I live in the suburbs of Kolkata and trains are a big part of my life. I take a commuter train every day to reach Howrah station. Train networks in India operate on a certain hierarchy. While the suburban trains take daily commuters to nearby destinations, the passenger trains go to the same destinations but with fewer stops and faster service. Long-distance travellers catch the ‘express’ trains that traverse the length and breadth of India, jostling for time and space with the ‘superfast’ trains, such as Shatabdi, Duronto and Rajdhani, that can speed up to 150 km/hr and get highest priority on the railway network.
On the opposite end of the hierarchy, there are one-off passenger trains that operate on arterial branches to remote destinations. These phantom trains either run through difficult terrain, or on routes which are not very busy, or on tracks that haven’t yet been updated to broad gauge like the rest of the network, instead running on rails a meter apart (meter gauge) or just two feet apart (narrow gauge). Some time ago I had the opportunity to travel on a narrow gauge route from Katwa to Balgona, both part of Bardhaman district, West Bengal, on the Burdwan-Katwa Railway (BKR). This short route of 53 km was built and operated as part of McLeod’s Light Railways, which opened to traffic on December 1, 1915. Operating at a maximum speed of 30 km/hr, the BKR was a revolutionary mode of conveyance in the early 20th century, but a century later the BKR is now the slowest transport on the road.
I was struck by how different the experience on the BKR journey was from my regular commute. I researched more on narrow gauge train routes in India, and found out about the Gwalior-Sheopur NG Passenger train (52172), which was once part of Gwalior Light Railway (GLR), run by the Gwalior State in British India. It continues to operate as the longest narrow gauge route in the world, connecting Gwalior to Sheopur, a distance of 210 km, which it covers in 11 hours. The train was the brainchild of Maharaja Madho Rao Scindia, and the Gwalior-Sheopur line was completed in 1909. Another thing that caught my imagination was the route it takes through the Chambal region bordering Madhya Pradesh and Rajasthan. The badlands of Chambal, infamous for being a lawless, harsh landscape, were the refuge of outlaws—the ‘Wild West’ of India. It brought back memories of Bollywood-Spaghetti Western movies and the exploits of legendary brigands and dacoits like Phoolan Devi, Maan Singh, Paan Singh Tomar, Malkhan Singh and Sultana Daku. I knew I had to take this train route once.

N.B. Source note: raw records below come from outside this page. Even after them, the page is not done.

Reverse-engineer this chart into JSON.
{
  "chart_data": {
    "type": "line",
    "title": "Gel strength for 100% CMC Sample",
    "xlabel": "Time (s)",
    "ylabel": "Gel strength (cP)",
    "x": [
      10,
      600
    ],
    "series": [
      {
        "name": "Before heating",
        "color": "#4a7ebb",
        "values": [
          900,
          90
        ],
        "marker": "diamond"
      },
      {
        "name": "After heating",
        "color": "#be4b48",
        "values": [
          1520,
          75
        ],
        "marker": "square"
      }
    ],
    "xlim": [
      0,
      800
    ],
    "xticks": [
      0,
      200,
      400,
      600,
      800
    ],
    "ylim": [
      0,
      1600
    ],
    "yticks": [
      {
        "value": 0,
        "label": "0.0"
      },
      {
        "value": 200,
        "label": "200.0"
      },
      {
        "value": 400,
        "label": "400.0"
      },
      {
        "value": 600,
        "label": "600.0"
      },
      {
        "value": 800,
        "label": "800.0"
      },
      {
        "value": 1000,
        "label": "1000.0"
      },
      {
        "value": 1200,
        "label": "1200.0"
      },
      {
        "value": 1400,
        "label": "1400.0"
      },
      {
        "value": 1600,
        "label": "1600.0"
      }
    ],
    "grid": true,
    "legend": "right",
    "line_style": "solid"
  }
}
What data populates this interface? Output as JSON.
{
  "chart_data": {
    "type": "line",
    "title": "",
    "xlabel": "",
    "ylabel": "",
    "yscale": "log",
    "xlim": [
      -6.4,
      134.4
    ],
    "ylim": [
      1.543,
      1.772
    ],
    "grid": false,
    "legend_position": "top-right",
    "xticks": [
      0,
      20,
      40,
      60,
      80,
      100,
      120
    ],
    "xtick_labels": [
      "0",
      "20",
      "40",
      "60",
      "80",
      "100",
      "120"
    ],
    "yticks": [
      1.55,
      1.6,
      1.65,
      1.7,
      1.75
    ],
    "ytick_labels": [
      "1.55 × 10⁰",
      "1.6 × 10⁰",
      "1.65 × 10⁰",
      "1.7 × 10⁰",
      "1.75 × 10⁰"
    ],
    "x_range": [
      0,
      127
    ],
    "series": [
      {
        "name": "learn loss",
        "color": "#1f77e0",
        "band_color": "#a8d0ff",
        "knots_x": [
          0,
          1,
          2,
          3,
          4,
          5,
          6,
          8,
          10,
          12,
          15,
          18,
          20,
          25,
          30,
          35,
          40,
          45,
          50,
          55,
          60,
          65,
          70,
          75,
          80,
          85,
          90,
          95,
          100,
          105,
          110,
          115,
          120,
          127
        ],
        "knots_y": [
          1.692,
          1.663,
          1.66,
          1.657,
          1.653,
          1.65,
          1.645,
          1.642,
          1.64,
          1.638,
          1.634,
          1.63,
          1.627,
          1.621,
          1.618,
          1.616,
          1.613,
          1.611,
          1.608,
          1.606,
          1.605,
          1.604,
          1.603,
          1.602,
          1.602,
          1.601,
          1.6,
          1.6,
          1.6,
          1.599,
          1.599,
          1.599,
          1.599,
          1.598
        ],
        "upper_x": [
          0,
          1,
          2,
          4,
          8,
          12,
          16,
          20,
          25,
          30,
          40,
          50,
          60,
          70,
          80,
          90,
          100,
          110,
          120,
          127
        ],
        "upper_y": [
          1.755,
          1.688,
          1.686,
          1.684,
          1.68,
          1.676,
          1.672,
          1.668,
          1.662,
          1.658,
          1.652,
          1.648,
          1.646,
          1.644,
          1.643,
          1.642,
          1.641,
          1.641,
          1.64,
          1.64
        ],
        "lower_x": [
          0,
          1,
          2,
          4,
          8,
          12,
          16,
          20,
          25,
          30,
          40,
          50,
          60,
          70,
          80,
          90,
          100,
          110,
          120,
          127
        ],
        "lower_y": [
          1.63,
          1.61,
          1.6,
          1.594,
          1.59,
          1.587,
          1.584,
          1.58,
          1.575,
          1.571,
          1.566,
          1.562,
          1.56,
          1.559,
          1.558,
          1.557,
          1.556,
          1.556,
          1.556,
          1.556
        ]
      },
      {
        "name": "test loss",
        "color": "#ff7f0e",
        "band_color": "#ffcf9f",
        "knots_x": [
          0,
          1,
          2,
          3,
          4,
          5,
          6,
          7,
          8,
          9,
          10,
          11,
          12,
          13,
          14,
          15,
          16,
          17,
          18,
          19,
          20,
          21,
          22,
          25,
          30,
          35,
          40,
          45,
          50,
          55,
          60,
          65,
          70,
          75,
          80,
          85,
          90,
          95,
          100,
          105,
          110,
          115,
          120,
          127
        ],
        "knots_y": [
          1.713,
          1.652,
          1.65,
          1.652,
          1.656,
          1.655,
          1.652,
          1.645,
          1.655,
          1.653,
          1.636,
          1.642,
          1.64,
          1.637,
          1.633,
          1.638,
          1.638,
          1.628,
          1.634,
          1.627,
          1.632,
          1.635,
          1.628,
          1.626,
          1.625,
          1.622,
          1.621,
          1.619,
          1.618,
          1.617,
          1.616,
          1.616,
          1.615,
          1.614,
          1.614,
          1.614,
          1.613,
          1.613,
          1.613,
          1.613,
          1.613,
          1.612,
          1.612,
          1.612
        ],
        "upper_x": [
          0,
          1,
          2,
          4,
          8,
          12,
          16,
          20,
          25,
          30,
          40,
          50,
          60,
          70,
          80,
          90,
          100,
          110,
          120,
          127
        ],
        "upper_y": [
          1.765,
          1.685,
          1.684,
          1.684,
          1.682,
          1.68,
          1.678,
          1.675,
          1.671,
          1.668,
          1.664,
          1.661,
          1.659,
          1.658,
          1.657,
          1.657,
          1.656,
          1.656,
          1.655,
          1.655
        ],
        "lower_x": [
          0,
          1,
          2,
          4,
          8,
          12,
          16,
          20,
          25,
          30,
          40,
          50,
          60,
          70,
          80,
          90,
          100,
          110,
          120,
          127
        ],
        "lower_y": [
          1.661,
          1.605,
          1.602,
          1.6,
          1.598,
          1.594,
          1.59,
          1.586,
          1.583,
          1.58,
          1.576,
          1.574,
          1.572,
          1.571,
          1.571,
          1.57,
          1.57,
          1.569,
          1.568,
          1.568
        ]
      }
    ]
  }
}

On a long weekend in January 2016, I flew to Delhi and then took the road to Gwalior. Next day I was at Gwalior Junction station at 5:30 am. I was advised to get there early if I wanted a seat, but it seemed I wasn’t early enough. The seven coaches, with a capacity of 150–200 passengers each, were already full. My co-passengers helped me board and made some room for me. The train didn’t have much by way of amenities—the seats were hard, made of wood or metal, and there were no toilets.
The train left Gwalior at 6:30 am, and the next stop was Ghosipura where another trainload of people boarded. I wondered how all those people would get on because there was hardly any standing space inside the compartments. They made their way on to the carriage roof or hung on to the sides of the train. I went up to the driver’s cabin where Anwar Khan, the driver, let me ride with him for a bit. Later he helped me climb to the carriageway roof. It was as crowded as the coach below, but again, I was accommodated. My co-passengers told me to watch out for branches to avoid getting gashed.
The train dragged along at an excruciatingly slow speed of 20 km/hr, stopping at 26 stations along the way. Reasons for the extreme slow pace of the train could be poor maintenance of the tracks, given the high operational costs, and frequent derailments. However, the people I met had a kind of resigned forbearance about the slow nature of the journey.
One of the other little joys of travelling in the remote interiors of India is to note the fantastic names of nondescript stations like Bamour Gaon, Jora Alapur, Dantarda Kalan, Tarra Kalan, Ikdori and Kaimar Kalan. I asked them why they took the train and got to know that their villages weren’t well connected by roads. And even where there were roads, taking the bus was expensive compared to the train.
Though it has its industrial heritage value, the narrow gauge train is a relic in today’s fast-paced world. Keeping up with the changing times, the Railway Ministry has already upgraded two narrow gauge lines—the Gwalior-Bhind and Gwalior-Shivpuri lines—to broad gauge lines. With their upgradation, the Gwalior-Sheopur line is the last remaining narrow gauge line of the Gwalior Light Railway still in operation. The line will soon cease to exist once the broad gauge upgrading is completed, for which purpose the Railway Ministry has sanctioned a budget of 1,200 crores. I had mixed feelings when I heard about the upgrade plans. On the one hand, travel will become a lot more convenient for all these people and bring about a positive change in their lives, but on the other hand it will be the end of an era in the history of rail travel in India.